The emotions we feel as human beings are the emotions God feels. This is why you can have the seeming paradox of Jesus on the cross asking the same question as Joan. She too suffered and part of her suffering, as with Jesus, was knowing that her life was coming to its close. She cried out in anger: ‘God, are you bothered, do you really care?’ Jesus cried out in the same anger and pain on the cross, ‘My God, my God, why have you forsaken me.’
And that is the paradox that lies at the heart of our faith, the God we cry to – do you not understand, do you not care? - is the one who knows what it is like to feel, as a human being, abandoned by God. ‘Why have you forsaken me?’
I read these words to Joan for another reason, and that is to do with what becomes of us after death.
Today’s gospel reading is a story about a man who died being restored to life by Jesus. But I wouldn’t want to pin any ideas of life with God after death on that. After all, the restoration of Lazarus is like every miracle, a temporary affair in this life.

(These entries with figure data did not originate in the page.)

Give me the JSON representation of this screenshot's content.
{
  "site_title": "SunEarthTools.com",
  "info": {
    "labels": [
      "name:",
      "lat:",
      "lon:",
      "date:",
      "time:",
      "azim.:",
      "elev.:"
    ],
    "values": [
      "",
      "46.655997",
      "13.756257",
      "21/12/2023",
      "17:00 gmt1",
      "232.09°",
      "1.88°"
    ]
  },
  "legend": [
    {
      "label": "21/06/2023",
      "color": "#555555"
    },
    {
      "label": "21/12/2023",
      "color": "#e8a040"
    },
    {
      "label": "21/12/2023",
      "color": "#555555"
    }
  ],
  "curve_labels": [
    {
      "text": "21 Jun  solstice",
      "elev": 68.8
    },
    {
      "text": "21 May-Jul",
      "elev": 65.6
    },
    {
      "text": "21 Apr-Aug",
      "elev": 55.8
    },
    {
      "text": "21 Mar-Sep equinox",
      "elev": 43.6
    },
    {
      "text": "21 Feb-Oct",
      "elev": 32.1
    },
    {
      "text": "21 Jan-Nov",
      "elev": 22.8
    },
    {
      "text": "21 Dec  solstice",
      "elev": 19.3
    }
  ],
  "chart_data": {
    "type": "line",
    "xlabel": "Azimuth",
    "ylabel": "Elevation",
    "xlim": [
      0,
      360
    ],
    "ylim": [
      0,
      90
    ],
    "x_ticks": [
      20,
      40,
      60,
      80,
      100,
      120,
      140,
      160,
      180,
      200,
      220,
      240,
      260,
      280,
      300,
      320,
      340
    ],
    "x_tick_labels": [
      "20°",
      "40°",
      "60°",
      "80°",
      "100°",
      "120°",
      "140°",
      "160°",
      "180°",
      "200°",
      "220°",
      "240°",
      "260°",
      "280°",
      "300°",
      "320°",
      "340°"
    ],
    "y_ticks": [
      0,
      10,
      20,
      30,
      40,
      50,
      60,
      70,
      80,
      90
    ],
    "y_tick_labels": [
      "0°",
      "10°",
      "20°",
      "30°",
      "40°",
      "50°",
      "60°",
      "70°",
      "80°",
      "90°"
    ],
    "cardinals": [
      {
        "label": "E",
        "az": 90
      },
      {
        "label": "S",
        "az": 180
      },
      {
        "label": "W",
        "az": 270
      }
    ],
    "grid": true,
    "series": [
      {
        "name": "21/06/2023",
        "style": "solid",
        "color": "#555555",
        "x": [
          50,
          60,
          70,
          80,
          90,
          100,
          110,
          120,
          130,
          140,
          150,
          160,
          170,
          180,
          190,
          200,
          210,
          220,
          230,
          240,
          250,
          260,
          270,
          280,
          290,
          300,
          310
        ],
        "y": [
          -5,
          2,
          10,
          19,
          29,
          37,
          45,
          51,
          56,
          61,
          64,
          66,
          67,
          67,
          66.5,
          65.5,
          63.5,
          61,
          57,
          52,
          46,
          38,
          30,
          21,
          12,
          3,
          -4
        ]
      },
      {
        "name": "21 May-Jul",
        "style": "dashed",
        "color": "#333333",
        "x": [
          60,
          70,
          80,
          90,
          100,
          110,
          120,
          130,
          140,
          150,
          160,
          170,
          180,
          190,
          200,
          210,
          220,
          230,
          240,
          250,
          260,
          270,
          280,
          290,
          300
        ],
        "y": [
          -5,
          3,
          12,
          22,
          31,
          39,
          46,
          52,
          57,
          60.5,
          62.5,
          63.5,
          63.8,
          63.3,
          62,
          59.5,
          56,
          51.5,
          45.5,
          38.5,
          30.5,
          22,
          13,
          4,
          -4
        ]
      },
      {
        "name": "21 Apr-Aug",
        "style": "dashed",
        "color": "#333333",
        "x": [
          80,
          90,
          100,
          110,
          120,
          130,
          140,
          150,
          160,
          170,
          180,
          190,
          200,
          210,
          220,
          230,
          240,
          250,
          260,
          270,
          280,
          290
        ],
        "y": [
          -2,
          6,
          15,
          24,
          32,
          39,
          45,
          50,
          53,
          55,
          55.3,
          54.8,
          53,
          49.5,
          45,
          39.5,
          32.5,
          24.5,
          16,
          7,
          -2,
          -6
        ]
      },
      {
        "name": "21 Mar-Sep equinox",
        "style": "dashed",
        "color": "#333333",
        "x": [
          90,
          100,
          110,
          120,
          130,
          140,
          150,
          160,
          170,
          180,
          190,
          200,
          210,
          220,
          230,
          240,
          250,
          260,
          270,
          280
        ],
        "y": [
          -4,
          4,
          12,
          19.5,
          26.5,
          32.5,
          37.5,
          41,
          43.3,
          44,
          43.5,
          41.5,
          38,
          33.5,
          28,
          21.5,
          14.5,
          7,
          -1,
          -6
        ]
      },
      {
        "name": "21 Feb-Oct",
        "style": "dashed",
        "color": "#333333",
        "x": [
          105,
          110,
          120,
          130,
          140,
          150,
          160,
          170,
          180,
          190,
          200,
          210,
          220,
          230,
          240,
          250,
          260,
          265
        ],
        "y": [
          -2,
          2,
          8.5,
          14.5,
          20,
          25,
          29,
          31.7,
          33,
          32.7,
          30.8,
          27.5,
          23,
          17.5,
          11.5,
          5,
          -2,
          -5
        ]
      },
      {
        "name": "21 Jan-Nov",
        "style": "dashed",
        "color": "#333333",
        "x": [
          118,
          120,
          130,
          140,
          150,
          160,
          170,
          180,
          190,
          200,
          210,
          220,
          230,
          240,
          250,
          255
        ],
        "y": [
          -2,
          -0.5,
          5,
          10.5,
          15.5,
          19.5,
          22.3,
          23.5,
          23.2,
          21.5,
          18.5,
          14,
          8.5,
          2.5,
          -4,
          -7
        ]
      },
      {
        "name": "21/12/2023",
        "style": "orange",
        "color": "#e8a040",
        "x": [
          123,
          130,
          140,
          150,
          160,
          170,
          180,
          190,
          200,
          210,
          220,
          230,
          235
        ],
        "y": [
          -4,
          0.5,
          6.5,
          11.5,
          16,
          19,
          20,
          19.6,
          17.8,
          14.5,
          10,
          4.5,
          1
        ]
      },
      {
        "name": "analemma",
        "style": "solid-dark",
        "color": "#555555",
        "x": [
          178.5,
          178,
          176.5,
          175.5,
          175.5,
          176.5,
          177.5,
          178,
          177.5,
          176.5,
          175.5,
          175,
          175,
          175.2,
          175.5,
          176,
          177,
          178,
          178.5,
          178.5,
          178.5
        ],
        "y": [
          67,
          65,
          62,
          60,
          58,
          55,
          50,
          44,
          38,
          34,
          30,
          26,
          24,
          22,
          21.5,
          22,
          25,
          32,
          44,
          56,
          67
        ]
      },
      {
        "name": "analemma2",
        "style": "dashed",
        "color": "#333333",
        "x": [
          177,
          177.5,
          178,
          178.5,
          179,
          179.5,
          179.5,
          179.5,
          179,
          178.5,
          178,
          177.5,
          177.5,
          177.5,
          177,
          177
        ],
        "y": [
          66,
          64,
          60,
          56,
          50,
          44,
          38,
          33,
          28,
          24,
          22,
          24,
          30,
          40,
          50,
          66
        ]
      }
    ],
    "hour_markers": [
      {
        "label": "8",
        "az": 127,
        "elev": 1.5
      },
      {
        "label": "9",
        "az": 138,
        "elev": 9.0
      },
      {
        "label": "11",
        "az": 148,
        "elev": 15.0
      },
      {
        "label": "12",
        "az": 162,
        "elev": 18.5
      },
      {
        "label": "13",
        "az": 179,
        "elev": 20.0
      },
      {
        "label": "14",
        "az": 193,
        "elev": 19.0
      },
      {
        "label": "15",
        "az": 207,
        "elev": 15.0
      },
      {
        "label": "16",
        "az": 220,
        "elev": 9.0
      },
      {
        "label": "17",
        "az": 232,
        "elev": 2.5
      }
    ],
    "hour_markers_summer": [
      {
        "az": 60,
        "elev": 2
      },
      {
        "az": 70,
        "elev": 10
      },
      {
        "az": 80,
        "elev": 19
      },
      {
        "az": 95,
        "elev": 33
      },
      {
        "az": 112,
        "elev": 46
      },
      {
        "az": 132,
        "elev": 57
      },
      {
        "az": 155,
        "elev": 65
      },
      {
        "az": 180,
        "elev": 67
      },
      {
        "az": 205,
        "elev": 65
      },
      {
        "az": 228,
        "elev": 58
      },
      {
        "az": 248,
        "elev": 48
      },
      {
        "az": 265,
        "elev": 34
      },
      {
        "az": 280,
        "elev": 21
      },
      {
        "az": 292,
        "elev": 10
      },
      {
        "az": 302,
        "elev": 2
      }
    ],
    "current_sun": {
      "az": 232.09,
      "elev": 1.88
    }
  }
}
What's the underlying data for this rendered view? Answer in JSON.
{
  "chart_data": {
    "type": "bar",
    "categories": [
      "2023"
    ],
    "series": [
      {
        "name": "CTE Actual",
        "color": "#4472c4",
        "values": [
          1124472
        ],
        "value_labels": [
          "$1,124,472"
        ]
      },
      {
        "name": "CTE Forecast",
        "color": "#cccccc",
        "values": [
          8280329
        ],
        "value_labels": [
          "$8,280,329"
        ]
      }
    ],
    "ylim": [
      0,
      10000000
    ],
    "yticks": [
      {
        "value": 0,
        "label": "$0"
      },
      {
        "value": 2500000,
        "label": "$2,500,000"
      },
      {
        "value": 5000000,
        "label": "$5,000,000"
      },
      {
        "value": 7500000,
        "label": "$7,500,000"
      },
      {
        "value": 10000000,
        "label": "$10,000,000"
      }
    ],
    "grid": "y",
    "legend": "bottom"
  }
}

The sick who are made well will get sick again. Lazarus will die. If that were not true, Lazarus would still be around somewhere, aged 2020 plus.
No, all miracles are temporary and passing. What is not temporary or passing is what is revealed about God in this verse. Jesus wept.
Jesus was – as the passage says – deeply moved at the death of his friend.  And it is on that that I would base my understanding of what happens to us after death. If God in Jesus is moved at the death of Lazarus, and wants to restore their relationship, will he not also be moved at the ending through death of the relationship we have with him. And will he not seek to restore it in his nearer presence?
As I said, these two words – Jesus wept -are key to our understanding of God, in this world and the next.

The Prayers

From Common Worship: Times and Seasons

 

We pray for the coming of God’s kingdom.
You sent your Son to bring good news to the poor,
sight to the blind,
freedom to captives
and salvation to your people:
anoint us with your Spirit;
rouse us to work in his name.
Father, by your Spirit
bring in your kingdom.
Send us to bring help to the poor
and freedom to the oppressed.
Father, by your Spirit
bring in your kingdom.
Send us to tell the world
the good news of your healing love.
Father, by your Spirit
bring in your kingdom.
Send us to those who mourn,
to bring joy and gladness instead of grief.
Father, by your Spirit
bring in your kingdom.
Send us to proclaim that the time is here
for you to save your people.Father, by your Spirit
bring in your kingdom.
Lord of the Church,
hear our prayer,
and make us one in mind and heart
to serve you in Christ our Lord. Amen.